From the misdemeanours of celebrities to multinational corporations, tax liability, avoidance and evasion has been big news over the past 12 months. Furthermore, with public purse strings so tightly stretched, HM Revenue & Customs has come under increasing pressure from the government to raise more tax revenue. The organisation has been set the ambitious target of collecting an additional £7bn a year in tax by 2014/15 – whilst also looking to reduce running costs by £995m annually.
Meeting stringent targets
It’s a tall order, and as a result, HMRC has launched range of rigorous tax enquiry initiatives to achieve their target. In a world where tax regulations change regularly, small and medium sized businesses need to be aware of these initiatives and how they could affect their finances. In fact, the SME sector has been specifically identified as an area of focus. This is because around half of the estimated £35bn tax gap (the difference between the amount of tax HMRC think should be collected and the amount actually gathered in) is attributable to small and medium sized businesses.
So what are the measures that HMRC is employing to meet their target?
1. The tax office has recruited an additional 2,500 compliance officers who are tasked with enquiring into taxpayers’ affairs from VAT through to PAYE and Corporation Tax. All officers are authorised to use all the HMRC powers.
2. HMRC will conduct around 20,000 Business Record Checks (BRC) during 2013, looking at all tax records including NIC expenses, Corporation Tax, VAT and PAYE. This means that some businesses may need to tighten up their practices, keeping all receipts etc. and ensuring that records are detailed and up to date.
Specifically targeting SMEs, BRCs are either carried out remotely and/or by undertaking a visit to make sure that businesses are keeping ‘adequate and accurate’ records. In 2011, HMRC estimated that around 40% of SMEs were keeping inadequate tax records whilst an estimated 12% of the businesses selected for BRCs are predicted to fail their audit in 2013.
3. A total of 42 HMRC taskforces have been launched since 20l1. The taskforces are specialist teams that visit traders to examine their records and carry out other investigations. Teams usually focus on certain high risk trade sectors and specific geographical locations. For example, six task forces which were launched in May 2012 had the brief of looking at:
• Indoor and outdoor markets in London
• Taxi firms in Yorkshire and the East Midlands
• Property rentals in East Anglia, London, Yorkshire and the North East
• Restaurants in the Midlands
4. Tax amnesties have been part of HMRC’s strategy in the past, but the most recent amnesty has targeted, amongst other areas, businesses and the self-employed who are failing to accurately charge VAT (chargeable by any company with turnover in excess of £77,000). Those who come forward will have to pay any tax owed, plus 3pc annual interest from the due date. They may also be charged a minor penalty – which is substantially larger for those who fail to make a voluntary disclosure.

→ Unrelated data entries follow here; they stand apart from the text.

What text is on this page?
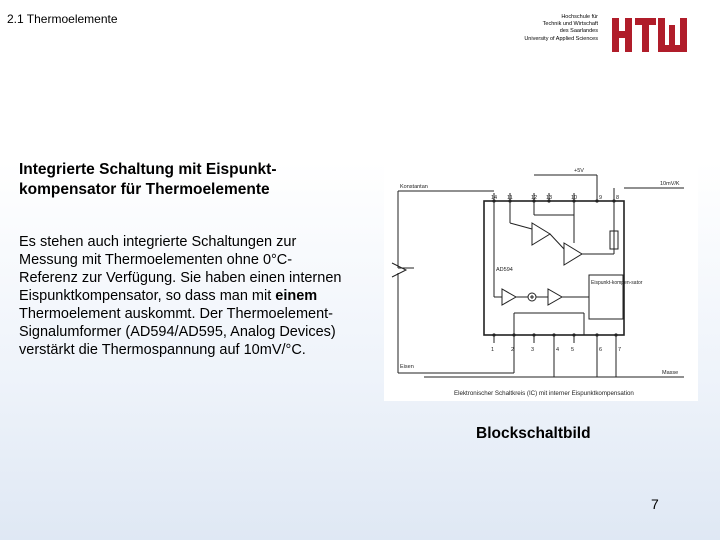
2.1 Thermoelemente	Hochschule für
Technik und Wirtschaft
des Saarlandes

University of Applied Sciences
Integrierte Schaltung mit Eispunkt-kompensator für Thermoelemente
Es stehen auch integrierte Schaltungen zur Messung mit Thermoelementen ohne 0°C-Referenz zur Verfügung. Sie haben einen internen Eispunktkompensator, so dass man mit einem Thermoelement auskommt. Der Thermoelement-Signalumformer (AD594/AD595, Analog Devices) verstärkt die Thermospannung auf 10mV/°C.
Konstantan
Eisen
+5V
10mV/K
Masse
AD594
Eispunkt-kompen-sator
14 11	12 13	10	9	8
1	2	3	4 5	6	7
Elektronischer Schaltkreis (IC) mit interner Eispunktkompensation
Blockschaltbild
7
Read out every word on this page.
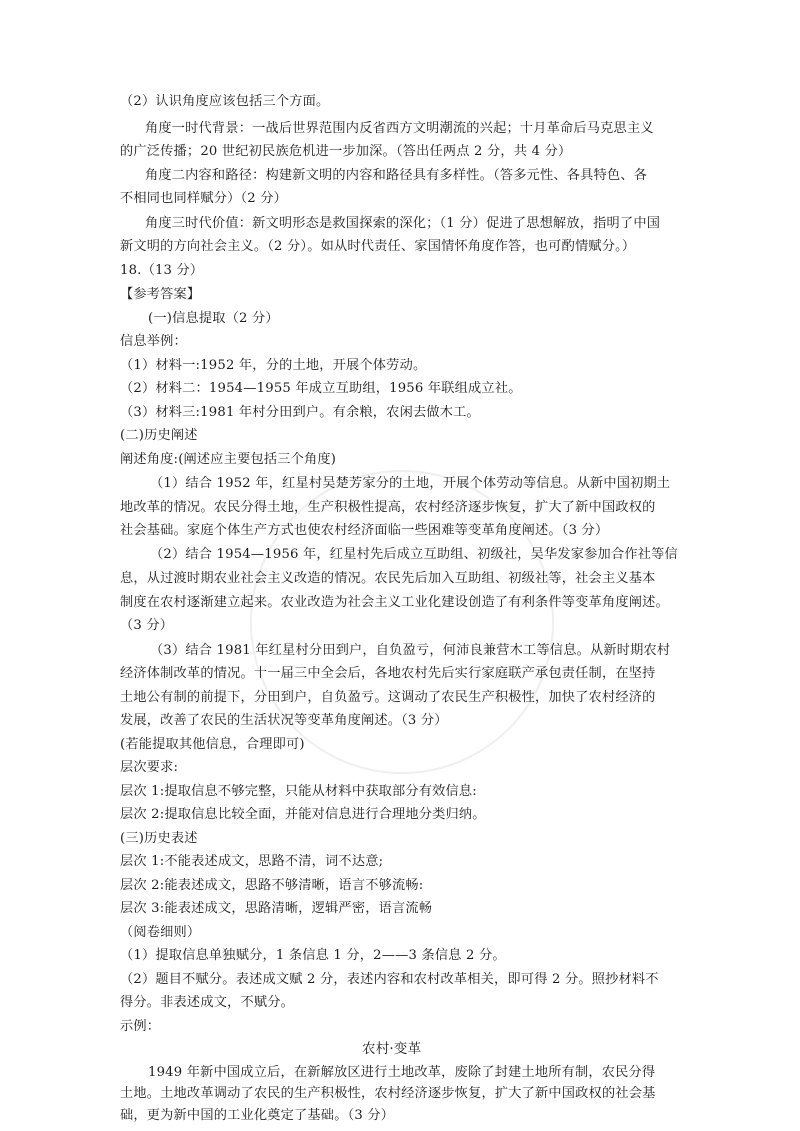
（2）认识角度应该包括三个方面。
角度一时代背景：一战后世界范围内反省西方文明潮流的兴起；十月革命后马克思主义
的广泛传播；20 世纪初民族危机进一步加深。（答出任两点 2 分，共 4 分）
角度二内容和路径：构建新文明的内容和路径具有多样性。（答多元性、各具特色、各
不相同也同样赋分）（2 分）
角度三时代价值：新文明形态是救国探索的深化；（1 分）促进了思想解放，指明了中国
新文明的方向社会主义。（2 分）。如从时代责任、家国情怀角度作答，也可酌情赋分。）
18.（13 分）
【参考答案】
(一)信息提取（2 分）
信息举例：
（1）材料一:1952 年，分的土地，开展个体劳动。
（2）材料二：1954—1955 年成立互助组，1956 年联组成立社。
（3）材料三:1981 年村分田到户。有余粮，农闲去做木工。
(二)历史阐述
阐述角度:(阐述应主要包括三个角度)
（1）结合 1952 年，红星村吴楚芳家分的土地，开展个体劳动等信息。从新中国初期土
地改革的情况。农民分得土地，生产积极性提高，农村经济逐步恢复，扩大了新中国政权的
社会基础。家庭个体生产方式也使农村经济面临一些困难等变革角度阐述。（3 分）
（2）结合 1954—1956 年，红星村先后成立互助组、初级社，吴华发家参加合作社等信
息，从过渡时期农业社会主义改造的情况。农民先后加入互助组、初级社等，社会主义基本
制度在农村逐渐建立起来。农业改造为社会主义工业化建设创造了有利条件等变革角度阐述。
（3 分）
（3）结合 1981 年红星村分田到户，自负盈亏，何沛良兼营木工等信息。从新时期农村
经济体制改革的情况。十一届三中全会后，各地农村先后实行家庭联产承包责任制，在坚持
土地公有制的前提下，分田到户，自负盈亏。这调动了农民生产积极性，加快了农村经济的
发展，改善了农民的生活状况等变革角度阐述。（3 分）
(若能提取其他信息，合理即可)
层次要求:
层次 1:提取信息不够完整，只能从材料中获取部分有效信息:
层次 2:提取信息比较全面，并能对信息进行合理地分类归纳。
(三)历史表述
层次 1:不能表述成文，思路不清，词不达意;
层次 2:能表述成文，思路不够清晰，语言不够流畅:
层次 3:能表述成文，思路清晰，逻辑严密，语言流畅
（阅卷细则）
（1）提取信息单独赋分，1 条信息 1 分，2——3 条信息 2 分。
（2）题目不赋分。表述成文赋 2 分，表述内容和农村改革相关，即可得 2 分。照抄材料不
得分。非表述成文，不赋分。
示例：
农村·变革
1949 年新中国成立后，在新解放区进行土地改革，废除了封建土地所有制，农民分得
土地。土地改革调动了农民的生产积极性，农村经济逐步恢复，扩大了新中国政权的社会基
础，更为新中国的工业化奠定了基础。（3 分）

5. HMRC has a huge database which contains information that is used to carry out risk assessments, identifying which taxpayers to target for further investigation. In addition, information supplied by a range of organisations, including banks and the Land Registry, is also used to determine subjects for enquiry.
Set against the measures to raise revenue are cost cutting initiatives which have raised questions over HMRC’s ability to deal with queries and communicate with businesses and individuals. For example, HMRC will be closing all of its 281 enquiry centres in 2014, replacing the centres with a telephone and online service as well as site/home visits. This move will save the tax office an estimated £13m annually, but has been criticised by many, including the Association of Chartered Certified Accountants (ACCA), as the effect may be a withdrawal of help at a time when people need it most in the face of increasingly stringent measures. Given the fact that HMRC has been criticised in the past by the Public Affairs Committee for its call handling efficiency (of the79 million calls received by the tax authority in 2011-2012, 20 million went unanswered), the closure of the centres is unlikely to increase public confidence.
Larger companies with extensive financial departments may be well versed in the tax office’s plans for increasing revenue, but it is the smaller businesses lacking in financial expertise that are most likely to be caught out. Unfortunately, they are also one of the main targets. Ultimately, the best way to ensure tax compliancy and avoid investigation is to get sound advice on tax planning and procedures – a well-informed accountancy partner is essential if the necessary expertise isn’t available in house. Some companies also consider tax fee protection insurance, which protects against defence fees incurred in the event of an HMRC enquiry, although this offers no protection where tax has been knowingly under-declared. What is clear is that SMEs need to get their tax affairs in order – or sooner or later, they may become the subject of an unwelcome tax enquiry.